The best way to learn is to just keep encoding. Take a source file and make an output that looks good. Compare things like its filesize, macroblocking, mosquito noise levels, etc. There are PSNR and other similar type tests that will compare your output back to the original. See if you can then tweak any of the settings to improve the PSNR score without increasing the bit rate. Then, keep decreasing the bitrate to see what things you can get away with before it becomes unacceptable. You can spend a lot of time going frame by frame comparisons, but remember, 99.99999% of viewers will ever only see it in full speed playback, so don't forget to take that into consideration. Look for obvious banding from gradients. Does a 10bit encode vs 8bit improve that? Is it worth the limits from some players not being able to use 10bit? How does frame size vs bitrate affect the quality of your file?
Doing enough of these tests, you'll start to get specific questions. Those will have more easily found answers.
No it doesn't.[1] Ryzen 5000's iGPU is based on the older Vega architecture and has no AV1 support, so everyone like me who just bought a brand speaking new laptop with Ryzen 5000 will be screwed soon enough.
That's why I said as it's being adopted. Right now it's just the very beginning of this phase (for instance AMD just started providing hardware decode in RDNA2).
So I expect this to become a non issue at some point.
As long as they don't take it as an excuse to reduce bitrates further.
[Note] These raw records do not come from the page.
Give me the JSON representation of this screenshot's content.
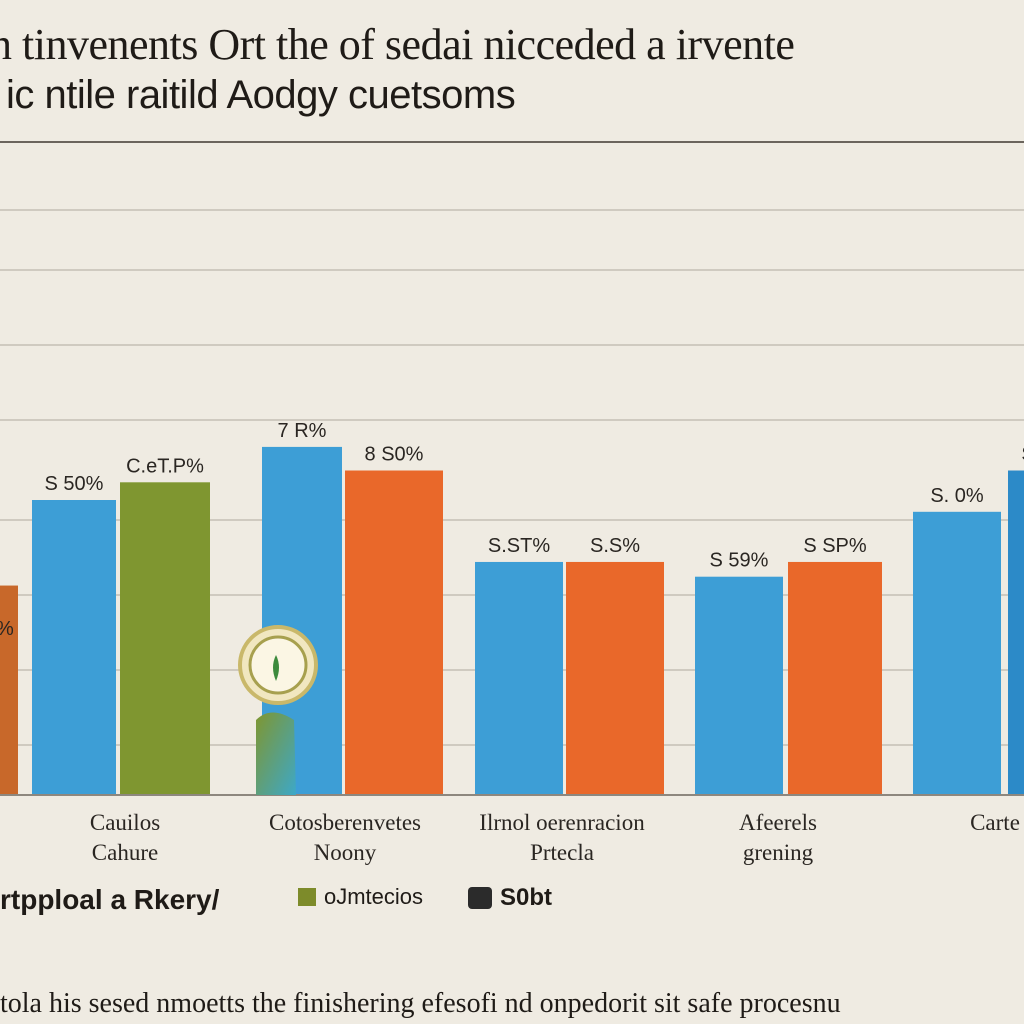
{
  "title": {
    "line1": "n tinvenents Ort the of sedai nicceded a irvente",
    "line2": "ic ntile raitild Aodgy cuetsoms"
  },
  "legend": {
    "items": [
      {
        "label": "rtpploal a Rkery/",
        "color": "#c8682a"
      },
      {
        "label": "oJmtecios",
        "color": "#7d8b2a"
      },
      {
        "label": "S0bt",
        "color": "#2b2b2b"
      }
    ]
  },
  "footer": {
    "text": "tola his sesed nmoetts the finishering efesofi nd onpedorit sit safe procesnu"
  },
  "colors": {
    "blue": "#3d9ed6",
    "orange": "#e9682a",
    "olive": "#7f9630",
    "rust": "#c8682a",
    "grid": "#cfcac0",
    "axis": "#8d877e"
  },
  "chart_data": {
    "type": "bar",
    "ylim": [
      0,
      100
    ],
    "grid": true,
    "categories": [
      {
        "label_lines": [
          "Cauilos",
          "Cahure"
        ],
        "bars": [
          {
            "series": "rust",
            "value": 71,
            "label": ""
          },
          {
            "series": "blue",
            "value": 100,
            "label": "S 50%"
          },
          {
            "series": "olive",
            "value": 106,
            "label": "C.eT.P%"
          }
        ]
      },
      {
        "label_lines": [
          "Cotosberenvetes",
          "Noony"
        ],
        "bars": [
          {
            "series": "blue",
            "value": 118,
            "label": "7 R%"
          },
          {
            "series": "orange",
            "value": 110,
            "label": "8 S0%"
          }
        ]
      },
      {
        "label_lines": [
          "Ilrnol oerenracion",
          "Prtecla"
        ],
        "bars": [
          {
            "series": "blue",
            "value": 79,
            "label": "S.ST%"
          },
          {
            "series": "orange",
            "value": 79,
            "label": "S.S%"
          }
        ]
      },
      {
        "label_lines": [
          "Afeerels",
          "grening"
        ],
        "bars": [
          {
            "series": "blue",
            "value": 74,
            "label": "S 59%"
          },
          {
            "series": "orange",
            "value": 79,
            "label": "S SP%"
          }
        ]
      },
      {
        "label_lines": [
          "Carte"
        ],
        "bars": [
          {
            "series": "blue",
            "value": 96,
            "label": "S. 0%"
          },
          {
            "series": "blue2",
            "value": 110,
            "label": "S"
          }
        ]
      }
    ],
    "partial_label": "%"
  }
}
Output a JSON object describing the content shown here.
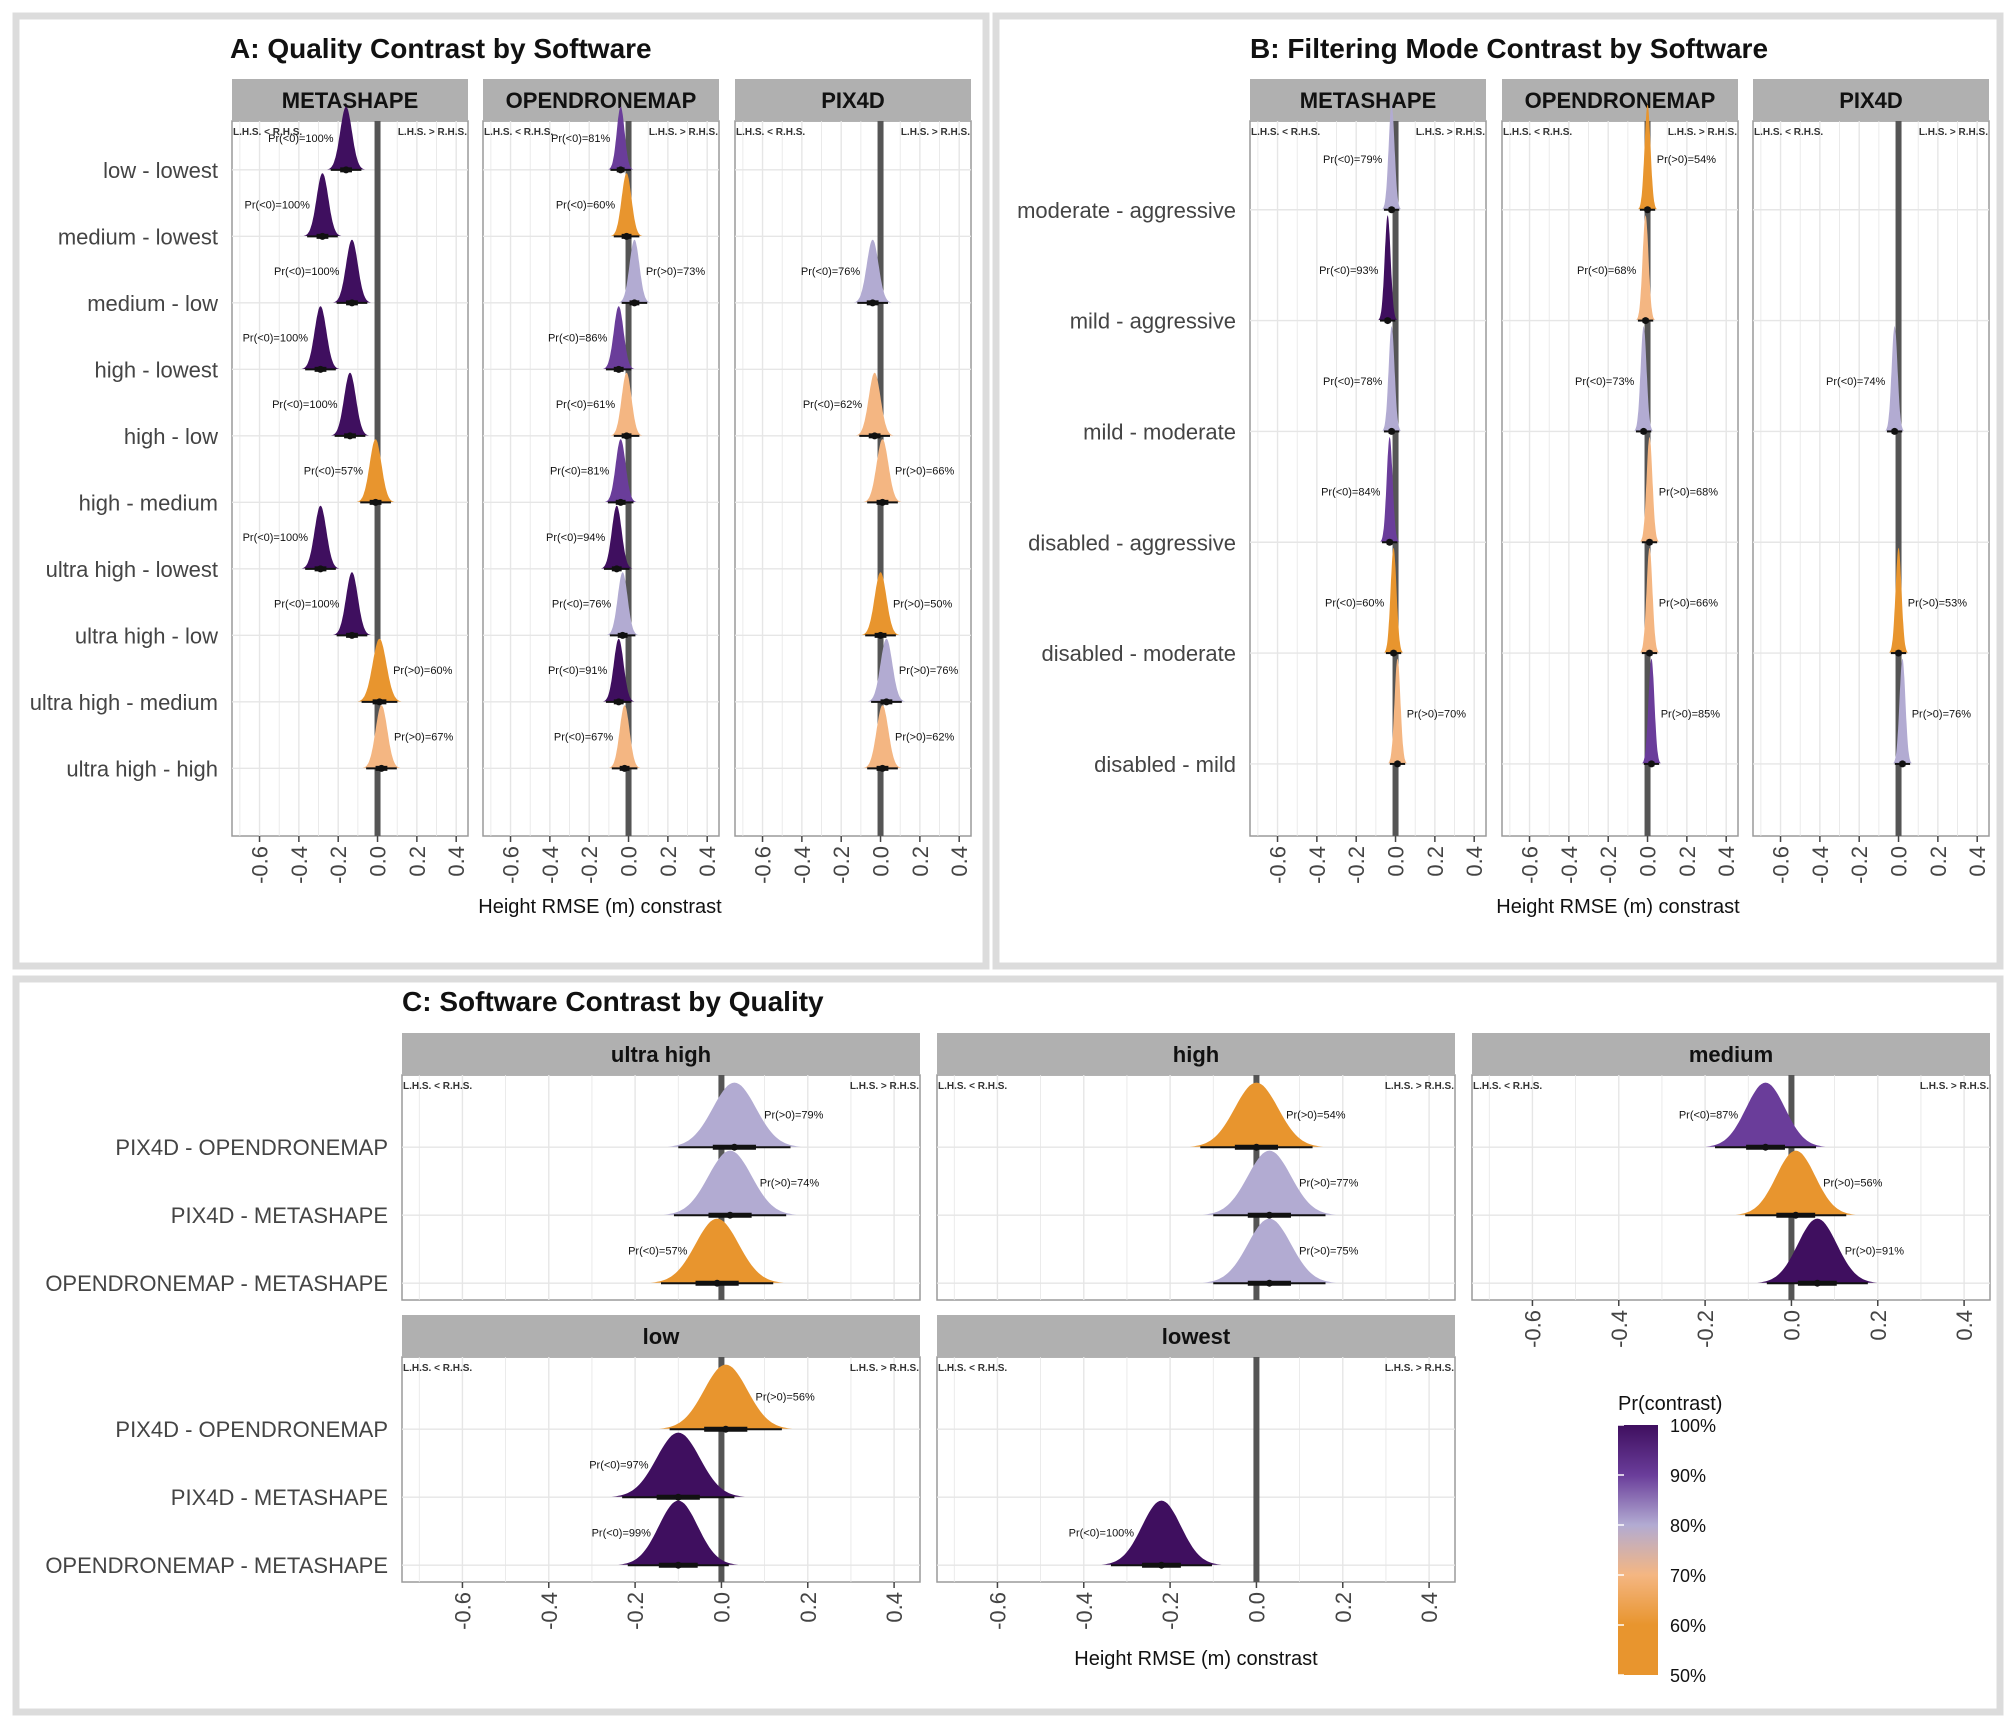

It's getting pretty bad these days with macro-blocking everywhere. This practice really took off when covid started. I actually cancelled Netflix because of it. Amazon is not as bad for macroblocks, but I have run into a few shows that show macroblocks, such as Mr. Robot.
>As long as they don't take it as an excuse to reduce bitrates further.
I actually think it is easier ( comparatively speaking ) to push for improved Networking so someday bitrate becomes less of a concern. Just like what happened with Audio. Even with the state of the art VVC Encoder, you only get about 65% ( or 2.8x ) reduction in bitrate in most common cases compared to x264. 65% reduction in 20 years isn't exactly a lot. We have easily got 20x bandwidth reduction in cost in the past 20 years.
Netflix are testing with 800Gbps per box now. May be when PCI-E 5.0 is available along with higher memory bandwidth they could try 1.6Tbps per box within the this decade.
Lots of people have plenty of bandwidth. I certainly do. It's the service providers who refuse to send it. It's pretty pathetic, because if you obtain a 4k to 1080p re-encode from a third party, you will get a better picture quality than what the services send directly as 1080. They will not send a 4k bitrate stream to a lower resolution display, so it's necessary to patronize third parties.
It's only since covid that they latched onto the excuse propagated by idiots out there that the internet couldn't handle people watching video from home, and immediately jumped on it as an excuse to cut quality to save a penny. Executive bonuses all around. Clap clap.
On my old tablet, Netflix runs a-ok, the media player has hardware acceleration and runs a-ok, but Amazon Prime stutters.
I haven't checked it in years, so maybe it is better now, but I am skeptical this is the case, because if the original creators of the Android app didn't think hardware accelerated video might be a nice idea, why would it be different now? This is a structural issue.